# Time Series!

![image.png](attachment:image.png)

## What is Time Series? Or why I can't just use regression?
Well! Maybe you can!
Let's review our 5 rules of Linear Regression
1. No Perfect Multicollinearity
2. Linear Relationship between Data
3. Errors are Normally Distributed
4. Errors do not change over time (Homoscedasticity)
5. **Autocorrelation -> What does this mean!!!!**

What is Autocorrelation?

![image.png](attachment:image.png)

Autocorrelation is the relationship between datapoints at t, and t-1. The majority of the time we will deal with data that isn't collected all at once, and sometimes that temporal aspect can matter a great deal! 

**Which of the following two scenarios would you expect to have autocorrelation?**

A. Data collected on flu cases gathered throughout the year, data includes number of cases, state, temperature, population, air travel rate, hospital count.

B. Data collected on Amazon transactions on Black Friday, data includes shopper demographics, economic status, item purchased, previous search history.

### Now let's define what a time-series function will look like

We can define the function of Yt as a combination of Yt-1 and some error
## $y_t = a + p*y_{t-1} + ε_t$ 

Where y is our time series function, a is our trend and p is our function from the previous time-period

## How can I tell if something should be modeled with a time series function?

So now we intuitively understand when time-series modeling would be appropiate, is there a way to check for autocorrelation?

### Lijung Box Test 

H0: Data Points are Independent

Ha: Data Exhibits Autocorrelation

![image.png](attachment:image.png)


### ACF and PACF Charts

ACF (Definition from Jayesh Salvi)

*"ACF is an (complete) auto-correlation function which gives us values of auto-correlation of any series with its lagged values. We plot these values along with the confidence band and tada! We have an ACF plot. In simple terms, it describes how well the present value of the series is related with its past values. A time series can have components like trend, seasonality, cyclic and residual.

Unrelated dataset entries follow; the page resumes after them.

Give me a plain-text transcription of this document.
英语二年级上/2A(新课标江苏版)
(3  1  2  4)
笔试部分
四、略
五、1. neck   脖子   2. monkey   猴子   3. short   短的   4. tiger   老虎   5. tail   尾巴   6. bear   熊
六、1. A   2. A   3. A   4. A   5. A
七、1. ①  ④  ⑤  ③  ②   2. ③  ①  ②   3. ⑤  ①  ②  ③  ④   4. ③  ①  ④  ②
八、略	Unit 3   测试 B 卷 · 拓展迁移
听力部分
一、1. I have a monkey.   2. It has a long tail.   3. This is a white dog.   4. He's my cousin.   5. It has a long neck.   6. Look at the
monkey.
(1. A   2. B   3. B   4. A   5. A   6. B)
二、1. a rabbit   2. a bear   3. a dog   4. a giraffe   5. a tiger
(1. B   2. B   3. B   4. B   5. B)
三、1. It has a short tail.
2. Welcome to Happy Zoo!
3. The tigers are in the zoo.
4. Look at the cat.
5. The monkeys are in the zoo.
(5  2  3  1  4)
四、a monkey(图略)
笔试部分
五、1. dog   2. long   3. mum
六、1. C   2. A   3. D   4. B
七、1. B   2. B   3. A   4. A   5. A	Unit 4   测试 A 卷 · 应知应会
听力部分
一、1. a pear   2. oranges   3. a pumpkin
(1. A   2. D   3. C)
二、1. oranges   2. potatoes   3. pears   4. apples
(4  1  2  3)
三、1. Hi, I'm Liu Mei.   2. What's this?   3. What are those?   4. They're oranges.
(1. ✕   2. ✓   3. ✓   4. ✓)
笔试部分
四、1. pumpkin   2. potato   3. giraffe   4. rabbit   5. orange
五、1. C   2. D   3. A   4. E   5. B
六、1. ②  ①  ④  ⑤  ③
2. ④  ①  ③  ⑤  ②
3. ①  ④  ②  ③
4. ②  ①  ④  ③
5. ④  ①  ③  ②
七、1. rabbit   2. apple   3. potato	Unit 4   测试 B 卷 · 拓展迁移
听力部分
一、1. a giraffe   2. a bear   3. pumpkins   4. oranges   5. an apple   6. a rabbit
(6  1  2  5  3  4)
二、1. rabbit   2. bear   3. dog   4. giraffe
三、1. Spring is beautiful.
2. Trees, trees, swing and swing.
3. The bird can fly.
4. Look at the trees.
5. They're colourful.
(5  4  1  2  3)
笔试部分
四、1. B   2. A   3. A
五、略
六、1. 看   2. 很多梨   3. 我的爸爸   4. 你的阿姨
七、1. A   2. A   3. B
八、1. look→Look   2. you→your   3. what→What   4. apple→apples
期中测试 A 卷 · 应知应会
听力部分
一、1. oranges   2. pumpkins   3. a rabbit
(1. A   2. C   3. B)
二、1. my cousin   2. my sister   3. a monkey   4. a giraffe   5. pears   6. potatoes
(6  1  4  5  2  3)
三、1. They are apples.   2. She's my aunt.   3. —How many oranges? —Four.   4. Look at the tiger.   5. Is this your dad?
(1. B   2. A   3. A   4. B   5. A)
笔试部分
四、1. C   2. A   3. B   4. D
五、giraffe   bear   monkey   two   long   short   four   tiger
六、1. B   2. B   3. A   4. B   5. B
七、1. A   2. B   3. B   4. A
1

ACF considers all these components while finding correlations hence it’s a ‘complete auto-correlation plot’."*

*"PACF is a partial auto-correlation function. Basically instead of finding correlations of present with lags like ACF, it finds correlation of the residuals (which remains after removing the effects which are already explained by the earlier lag(s)) with the next lag value hence ‘partial’ and not ‘complete’ as we remove already found variations before we find the next correlation. So if there is any hidden information in the residual which can be modeled by the next lag, we might get a good correlation and we will keep that next lag as a feature while modeling. Remember while modeling we don’t want to keep too many features which are correlated as that can create multicollinearity issues. Hence we need to retain only the relevant features."*

![image.png](attachment:image.png)

![image.png](attachment:image.png)

We will come back to these charts- but it's important to start to see time-series data.

## Great! Let's model! How?
Supervised Function! Now we first have to transform our dataset into a prediction of t and t-1. 

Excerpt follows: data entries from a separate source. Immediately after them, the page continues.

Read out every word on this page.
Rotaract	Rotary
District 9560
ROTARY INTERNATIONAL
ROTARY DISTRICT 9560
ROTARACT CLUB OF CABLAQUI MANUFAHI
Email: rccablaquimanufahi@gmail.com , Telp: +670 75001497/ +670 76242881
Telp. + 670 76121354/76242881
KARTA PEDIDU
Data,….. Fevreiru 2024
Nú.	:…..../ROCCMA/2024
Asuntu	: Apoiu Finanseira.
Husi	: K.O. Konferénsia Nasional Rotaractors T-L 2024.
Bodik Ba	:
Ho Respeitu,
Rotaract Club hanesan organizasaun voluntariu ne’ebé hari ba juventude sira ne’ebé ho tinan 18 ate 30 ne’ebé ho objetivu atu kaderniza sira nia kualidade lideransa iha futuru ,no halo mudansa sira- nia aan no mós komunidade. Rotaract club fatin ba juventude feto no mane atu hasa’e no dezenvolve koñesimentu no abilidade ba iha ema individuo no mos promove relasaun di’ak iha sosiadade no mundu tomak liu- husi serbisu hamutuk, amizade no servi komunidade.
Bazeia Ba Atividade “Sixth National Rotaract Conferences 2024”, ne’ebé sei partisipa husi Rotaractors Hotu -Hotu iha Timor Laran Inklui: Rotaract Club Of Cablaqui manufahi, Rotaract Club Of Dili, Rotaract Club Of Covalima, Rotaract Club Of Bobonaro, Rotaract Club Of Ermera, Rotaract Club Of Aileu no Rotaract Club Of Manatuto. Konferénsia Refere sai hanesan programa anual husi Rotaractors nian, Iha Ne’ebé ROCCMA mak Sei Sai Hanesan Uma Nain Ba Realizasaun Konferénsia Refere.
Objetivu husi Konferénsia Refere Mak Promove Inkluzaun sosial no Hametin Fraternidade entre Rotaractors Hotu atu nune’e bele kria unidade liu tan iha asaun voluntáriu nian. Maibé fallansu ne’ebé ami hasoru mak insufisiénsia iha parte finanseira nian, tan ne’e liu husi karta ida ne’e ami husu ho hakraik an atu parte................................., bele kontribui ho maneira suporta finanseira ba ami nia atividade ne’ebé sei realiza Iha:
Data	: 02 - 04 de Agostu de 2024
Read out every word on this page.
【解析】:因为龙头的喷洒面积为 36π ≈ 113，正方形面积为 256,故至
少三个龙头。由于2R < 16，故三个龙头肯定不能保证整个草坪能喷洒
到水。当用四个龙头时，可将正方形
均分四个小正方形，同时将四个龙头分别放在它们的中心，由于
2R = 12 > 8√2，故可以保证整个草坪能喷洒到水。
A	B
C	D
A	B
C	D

![image.png](attachment:image.png)

Now we model right?

### Differencing & the Dickey Fuller Test

### Stationary vs Non-Stationary
Before we model we should discuss a concept of stationarary data!

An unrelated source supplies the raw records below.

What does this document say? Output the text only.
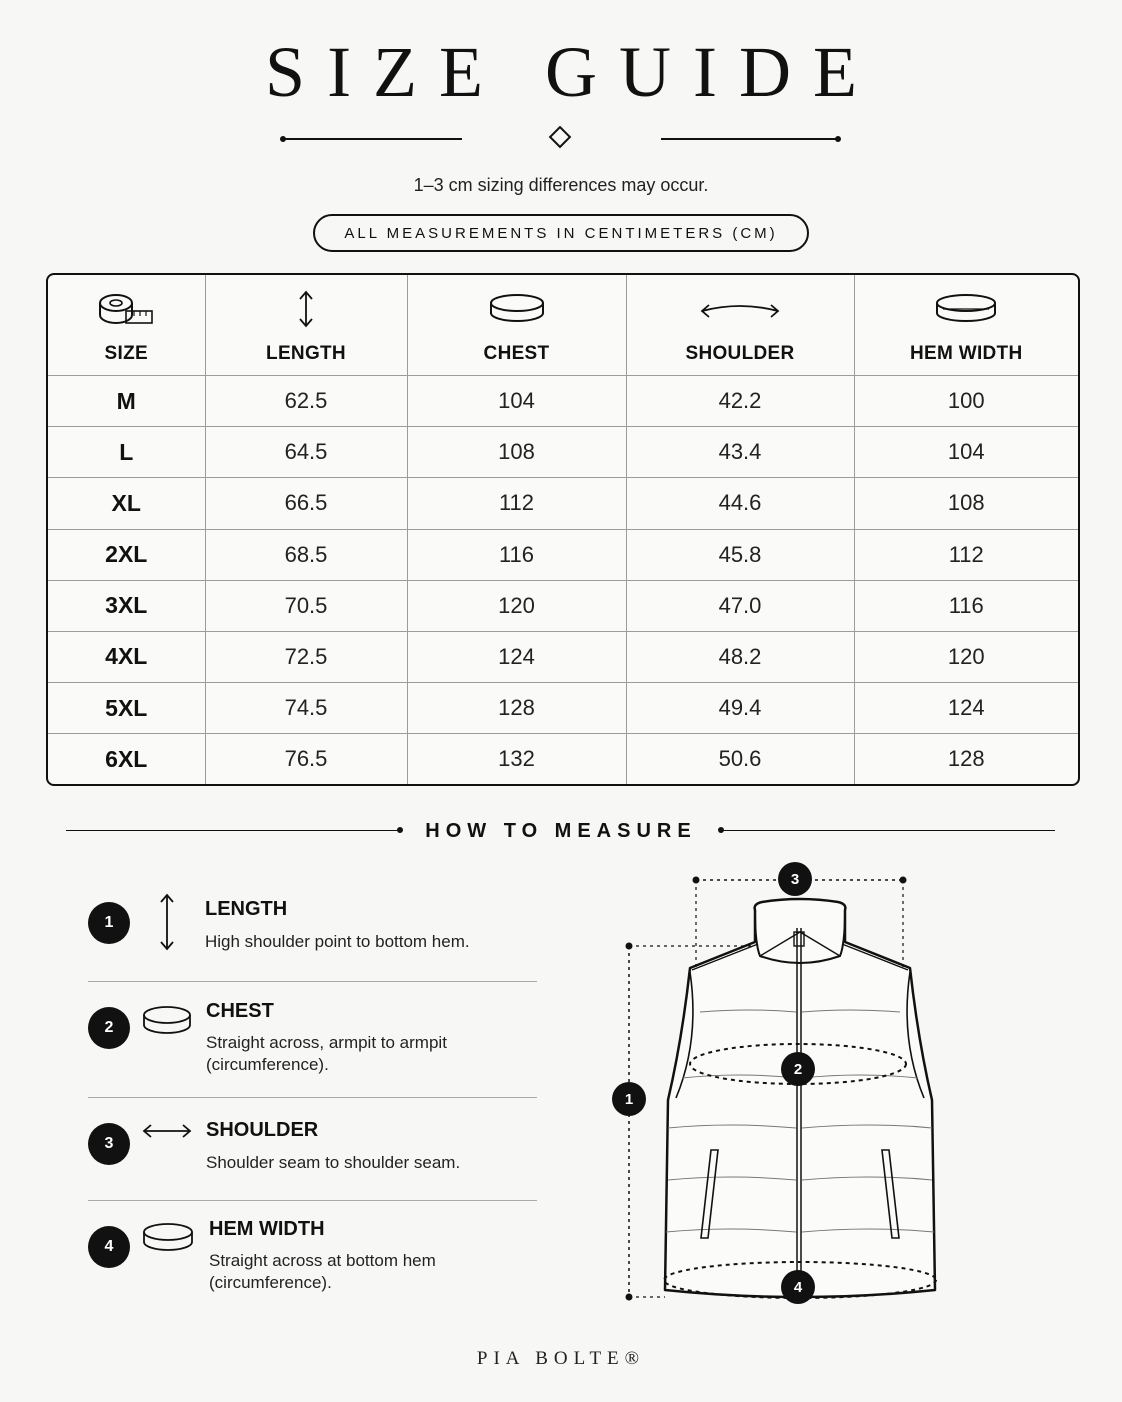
SIZE GUIDE
1–3 cm sizing differences may occur.
ALL MEASUREMENTS IN CENTIMETERS (CM)
SIZE	LENGTH	CHEST	SHOULDER	HEM WIDTH
M	62.5	104	42.2	100
L	64.5	108	43.4	104
XL	66.5	112	44.6	108
2XL	68.5	116	45.8	112
3XL	70.5	120	47.0	116
4XL	72.5	124	48.2	120
5XL	74.5	128	49.4	124
6XL	76.5	132	50.6	128
HOW TO MEASURE
1
LENGTH
High shoulder point to bottom hem.
2
CHEST
Straight across, armpit to armpit (circumference).
3
SHOULDER
Shoulder seam to shoulder seam.
4
HEM WIDTH
Straight across at bottom hem (circumference).
1
2
3
4
PIA BOLTE®
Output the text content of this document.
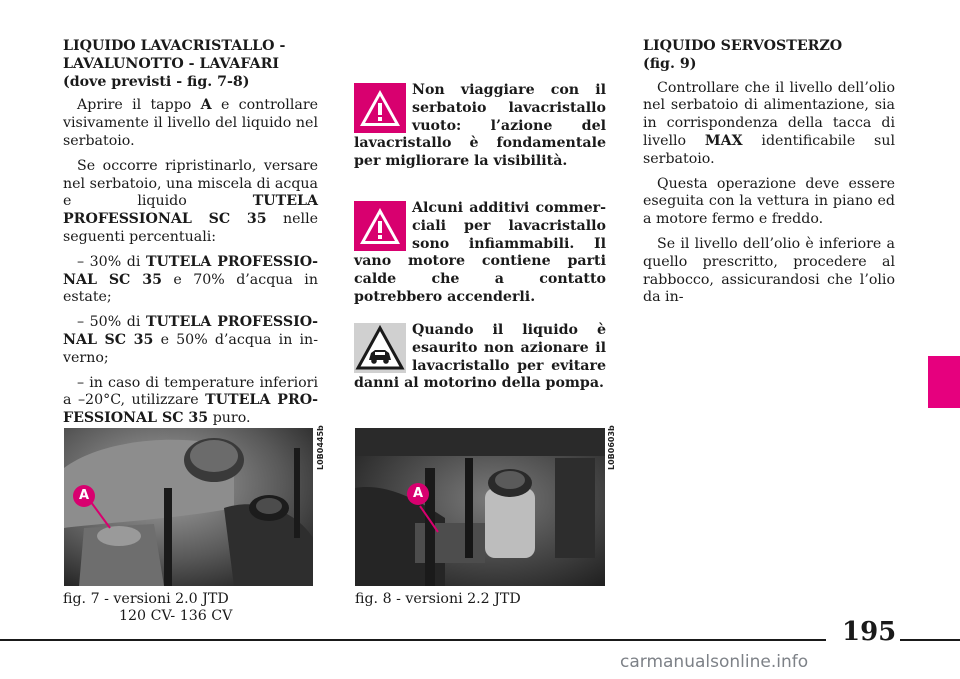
LIQUIDO LAVACRISTALLO - LAVALUNOTTO - LAVAFARI
(dove previsti - fig. 7-8)

Aprire il tappo A e controllare visivamente il livello del liquido nel serbatoio.

Se occorre ripristinarlo, versare nel serbatoio, una miscela di acqua e liquido TUTELA PROFESSIONAL SC 35 nelle seguenti percentuali:

– 30% di TUTELA PROFESSIONAL SC 35 e 70% d’acqua in estate;

– 50% di TUTELA PROFESSIONAL SC 35 e 50% d’acqua in inverno;

– in caso di temperature inferiori a –20°C, utilizzare TUTELA PROFESSIONAL SC 35 puro.

Non viaggiare con il serbatoio lavacristallo vuoto: l’azione del lavacristallo è fondamentale per migliorare la visibilità.
Alcuni additivi commerciali per lavacristallo sono infiammabili. Il vano motore contiene parti calde che a contatto potrebbero accenderli.
Quando il liquido è esaurito non azionare il lavacristallo per evitare danni al motorino della pompa.
LIQUIDO SERVOSTERZO
(fig. 9)

Controllare che il livello dell’olio nel serbatoio di alimentazione, sia in corrispondenza della tacca di livello MAX identificabile sul serbatoio.

Questa operazione deve essere eseguita con la vettura in piano ed a motore fermo e freddo.

Se il livello dell’olio è inferiore a quello prescritto, procedere al rabbocco, assicurandosi che l’olio da in-

A
L0B0445b
fig. 7 - versioni 2.0 JTD
120 CV- 136 CV
A
L0B0603b
fig. 8 - versioni 2.2 JTD
195
carmanualsonline.info
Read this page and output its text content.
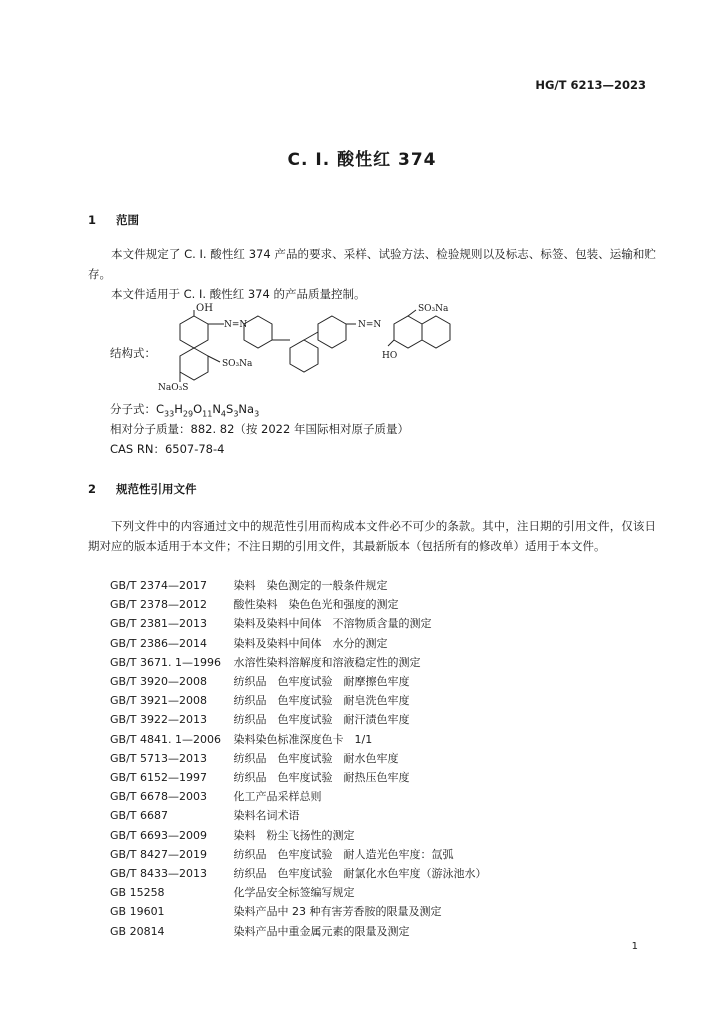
HG/T 6213—2023
C. I. 酸性红 374
1 范围
本文件规定了 C. I. 酸性红 374 产品的要求、采样、试验方法、检验规则以及标志、标签、包装、运输和贮存。
本文件适用于 C. I. 酸性红 374 的产品质量控制。
结构式：
OH
N=N
SO₃Na
NaO₃S
N=N
SO₃Na
HO
分子式：$C_{33}H_{29}O_{11}N_4S_3Na_3$
相对分子质量：882. 82（按 2022 年国际相对原子质量）
CAS RN：6507-78-4
2 规范性引用文件
下列文件中的内容通过文中的规范性引用而构成本文件必不可少的条款。其中，注日期的引用文件，仅该日期对应的版本适用于本文件；不注日期的引用文件，其最新版本（包括所有的修改单）适用于本文件。
GB/T 2374—2017 染料　染色测定的一般条件规定
GB/T 2378—2012 酸性染料　染色色光和强度的测定
GB/T 2381—2013 染料及染料中间体　不溶物质含量的测定
GB/T 2386—2014 染料及染料中间体　水分的测定
GB/T 3671. 1—1996 水溶性染料溶解度和溶液稳定性的测定
GB/T 3920—2008 纺织品　色牢度试验　耐摩擦色牢度
GB/T 3921—2008 纺织品　色牢度试验　耐皂洗色牢度
GB/T 3922—2013 纺织品　色牢度试验　耐汗渍色牢度
GB/T 4841. 1—2006 染料染色标准深度色卡　1/1
GB/T 5713—2013 纺织品　色牢度试验　耐水色牢度
GB/T 6152—1997 纺织品　色牢度试验　耐热压色牢度
GB/T 6678—2003 化工产品采样总则
GB/T 6687	染料名词术语
GB/T 6693—2009 染料　粉尘飞扬性的测定
GB/T 8427—2019 纺织品　色牢度试验　耐人造光色牢度：氙弧
GB/T 8433—2013 纺织品　色牢度试验　耐氯化水色牢度（游泳池水）
GB 15258	化学品安全标签编写规定
GB 19601	染料产品中 23 种有害芳香胺的限量及测定
GB 20814	染料产品中重金属元素的限量及测定
1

So what is non-stationary vs stationary data?

![image.png](attachment:image.png)

#### Stationary Data is data with a constant variance, mean of zero, no trend or seasonality. 
So why do we care about stationary?  With stationary data we can start to model the relationship between t and t-1. This is the assumption we are about and will have to transform our data to be stationary. How do we transform our data to be stationary? 

To transform our data to be stationary we need to remove the seasonality & trend, and depending on the series we are modeling we have a few options, for this course we will focus on Differencing:

$y_{t‘} = y_{t} – y_{(t-1)}$

### Random Walk
So before we jump into discussions of tests for Stationary Data, let's discuss a Random Walk. This is important because to understand whether we have the ability to predict the future we have to understand the relationbetween the past. A random walk is a process where the future is completely random and the direction the process will go into the future is random as well.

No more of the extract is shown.